| |
|
| |
 |
| |
 |

More ancient than agriculture or animal domestication, fishing has always been based on a profound relationship between coastal communities and the sea. The past 50 years have seen this relationship altered beyond recognition. Today fish has become an industrial product, measured in tons and valued only as a commodity. Fishermen live on enormous factory boats and their work is as repetitive as an assembly line.
The process of pulling fish from the sea is controlled by echosounders, computers and satellites, and uses nets many kilometers long. But small-scale coastal fishing has not completely disappeared. In the Mediterranean, the Pacific and other seas and oceans around the world, little boats still push off from the shore every day, catching only certain varieties of fish in certain seasons, using selective nets and fishing techniques and preserving ancient knowledge and traditions.
Slow Food has identified many of these groups and brought them into the Terra Madre network of food communities. With some, projects have been set up to protect and promote their traditions: the Sea Presidia.

The Sea Presidia are concrete examples of protection, organization and promotion. They show how small-scale fishing communities can live in harmony with their environment, safeguarding sealife and adding value to their work by supplying a good, wholesome and fresh daily catch or by making high-quality preserved products like mullet bottarga, salted anchovies, palamita in extra-virgin olive oil and marinated eel.
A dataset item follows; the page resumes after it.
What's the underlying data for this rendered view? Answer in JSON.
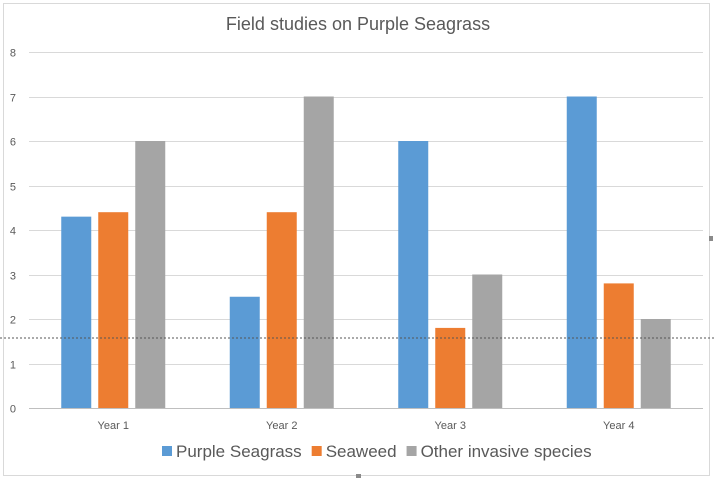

There will be 25 Presidia taking part in Slow Fish, 15 from Italy and 10 from the rest of the world (Croatia, Mauritania, Morocco, Norway, Spain and the Netherlands) and around 10 food communities, from France, Spain, Morocco, Israel and more.
The Presidia invited to Slow Fish are not just those for fish and seafood, but also include ingredients used in cooking fish like extra-virgin olive oil, salt, garlic and herbs.

The Presidia are located within the Slow Fish Market, on the upper level of the Genoa Fiera’s Pavilion B.

The Market is open when Slow Fish is open: on Friday, Saturday and Sunday from 11 am to 11 pm and on Monday from 11 am to 8 pm.